The shampoo; the lipstick and the perfume you sprayed on as you quickly rushed out the door: products you would never guess were dangerous.
Across the globe, cosmetic producers are placing carcinogens like anti-fungi chemicals, hormone disrupting chemicals, lead and mercury amongst others into our cosmetics for various reasons causing a variety of different health issues to come to the forefront.
Although there are strict chemical regulations within the UK a few chemicals that are placed in our cosmetics are questionable. When I spoke to chemicals and research manager of Breast Cancer UK, Dr. Margaret Wexler, she explained: “In the UK makeup does not contain high concentrations of dangerous chemicals, due to strict EU cosmetics legislation. However, many cosmetics products contain small amounts of chemicals which may be harmful and many believe should be banned.”
The UK cosmetic industry generates around £4.5billion a year and is regulated by the Department of Trade and Industry’s 1996 Cosmetic Products Regulations. However, according to Drop Dead Gorgeous: Protecting Yourself from the Hidden Dangers of Cosmetics, this act contains a loophole which allows companies to produce cosmetics which contain these ‘harmful’ ingredients.
Which begs the question, do we really know what we are putting on our skin?
During a study I created, 62% of people agreed they were 100% happy with the cosmetics they are currently using. Yet, an astonishing 68.9% of participants agreed they did not think make-up products were completely safe – and they were right.

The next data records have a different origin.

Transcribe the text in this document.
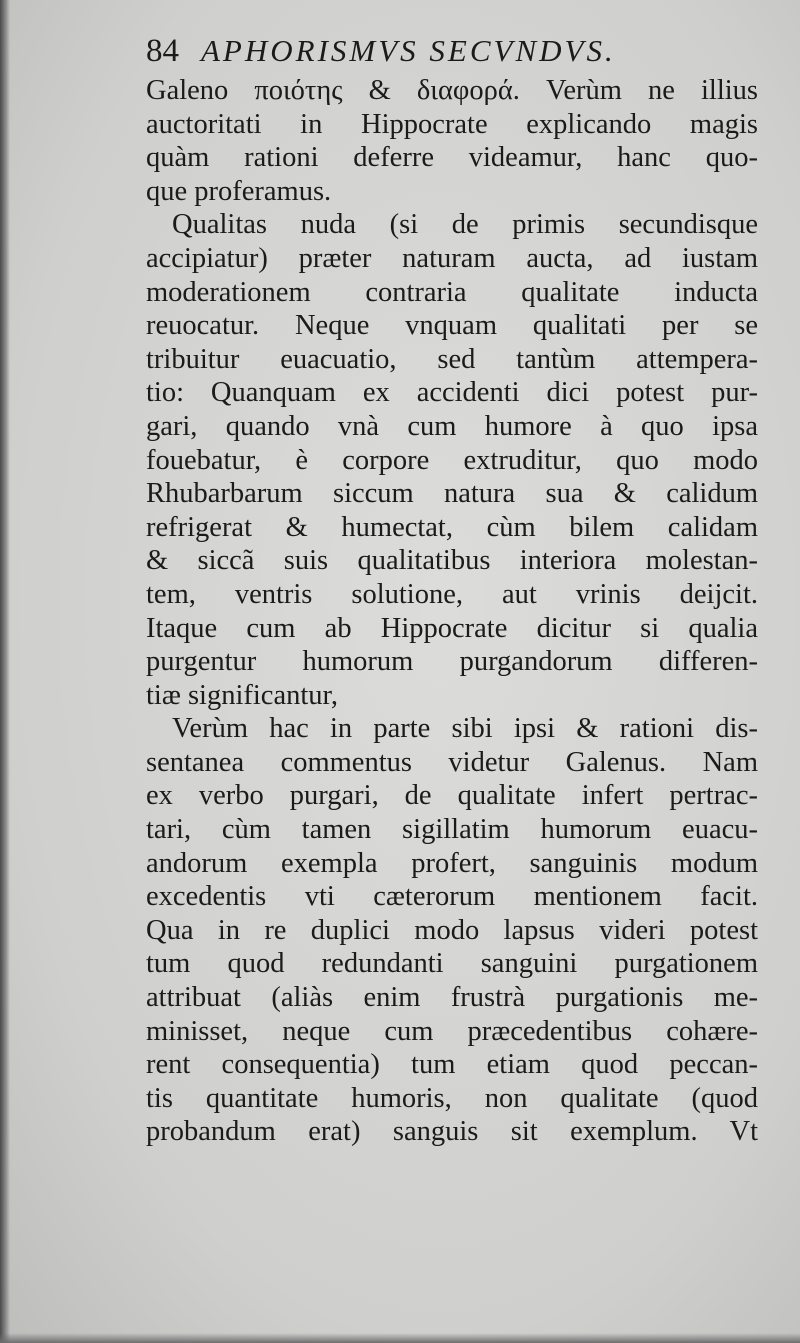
84 APHORISMVS SECVNDVS.
Galeno ποιότης & διαφορά. Verùm ne illius
auctoritati in Hippocrate explicando magis
quàm rationi deferre videamur, hanc quo-
que proferamus.
Qualitas nuda (si de primis secundisque
accipiatur) præter naturam aucta, ad iustam
moderationem contraria qualitate inducta
reuocatur. Neque vnquam qualitati per se
tribuitur euacuatio, sed tantùm attempera-
tio: Quanquam ex accidenti dici potest pur-
gari, quando vnà cum humore à quo ipsa
fouebatur, è corpore extruditur, quo modo
Rhubarbarum siccum natura sua & calidum
refrigerat & humectat, cùm bilem calidam
& siccã suis qualitatibus interiora molestan-
tem, ventris solutione, aut vrinis deijcit.
Itaque cum ab Hippocrate dicitur si qualia
purgentur humorum purgandorum differen-
tiæ significantur,
Verùm hac in parte sibi ipsi & rationi dis-
sentanea commentus videtur Galenus. Nam
ex verbo purgari, de qualitate infert pertrac-
tari, cùm tamen sigillatim humorum euacu-
andorum exempla profert, sanguinis modum
excedentis vti cæterorum mentionem facit.
Qua in re duplici modo lapsus videri potest
tum quod redundanti sanguini purgationem
attribuat (aliàs enim frustrà purgationis me-
minisset, neque cum præcedentibus cohære-
rent consequentia) tum etiam quod peccan-
tis quantitate humoris, non qualitate (quod
probandum erat) sanguis sit exemplum. Vt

It is proven that some cosmetics contain hormone-disrupting chemicals (endocrine disrupting chemicals – EDC’s.) These chemicals contribute to breast cell growth and development. They also aid the production of damaged cells: increasing the likelihood of mutations in the breast, which may lead to breast cancer. These EDC’s are found in aftershaves, shampoos and face creams.
So what do you need to look out for?
Aluminium in deodorants, synthetic musk’s in perfumes and creams, Triclosan’s in antibacterial soaps, parabens in body washes and benzophenones in sunscreens and the list goes on. (Said list can be found at Breastcanceruk.org). There is no way, if you’re a sanitary human being, that we can avoid all of these chemicals however knowledge is power, right?
Let’s scale it in a little: focus on deodorants. A few sprays here and there to make you feel better in the morning? Maybe a few sprays during a busy shift at work to freshen you up or perhaps before bed? This could be contributing to your likelihood of breast cancer according to Breast Cancer UK whilst adding to the carbon footprint.
The aluminium salts in our deodorants are known to cause reactions within our breast tissue resulting in a cyst developing. The salts block our sweat ducts and render the toxins in our body stationary meaning they are unable to be released: thus creating a build up. Said growth is most commonly known as Gross Cysts Breast disease – the most common benign growth found in women across the world.
Just avoid skin creams with UV filters, deodorant or hairspray aerosols and avoid any product with an ingredients list as long as your arm (cheap make-up brands etc,) then you should be fine.
Saying that across the planet, teenagers use cheap cosmetics in a bid to increase their self-esteem. However, unbeknownst to them, it is also increasing their risk of suffering from hormone imbalance, infertility and even contracting cancer.
With a fifth of teenage girls as young as 12 refusing to leave the house without a full face of make-up, generation Y are at a huge risk from increased exposure of the chemicals behind our cosmetics.
Not only are the teenagers at risk from over-exposure, the products they use and their age are also detrimental to the problem. At the age of thirteen, they are not only starting to develop into adults physically but mentally too. At this crucial time, the hormone disruptors – found in many make-up and hygiene products, will only add to the hormonal imbalance in the brain making the development stage into adulthood even harder.
With the adolescents being unable to afford the organic products they reach out for the cheaper options – the cheaper the product the more chemicals contained within. With this in mind, the Environmental Working Group (EWG) of America decided to test this thesis.
Taking urine and blood samples from 20 teenage girls from the ages between the ages of 14-19 the EWG tested for dangerous chemicals such as phthalates, triclosan’s and parabens and found that there were significantly increased rates within each of the girls systems. The participants were then asked to swap their everyday cosmetics for organic alternatives and after the three-day trial, samples were taken from the girls again. The results showed that the dangerous chemicals found in their blood stream were decreased by an astonishing 45%.
In reality, there is no way of knowing how dangerous every product we put on our skin is. And there is certainly no way that we can avoid every single dangerous chemical on earth but if we know what chemicals are in our cosmetics we may be able to adjust our products for safer ones.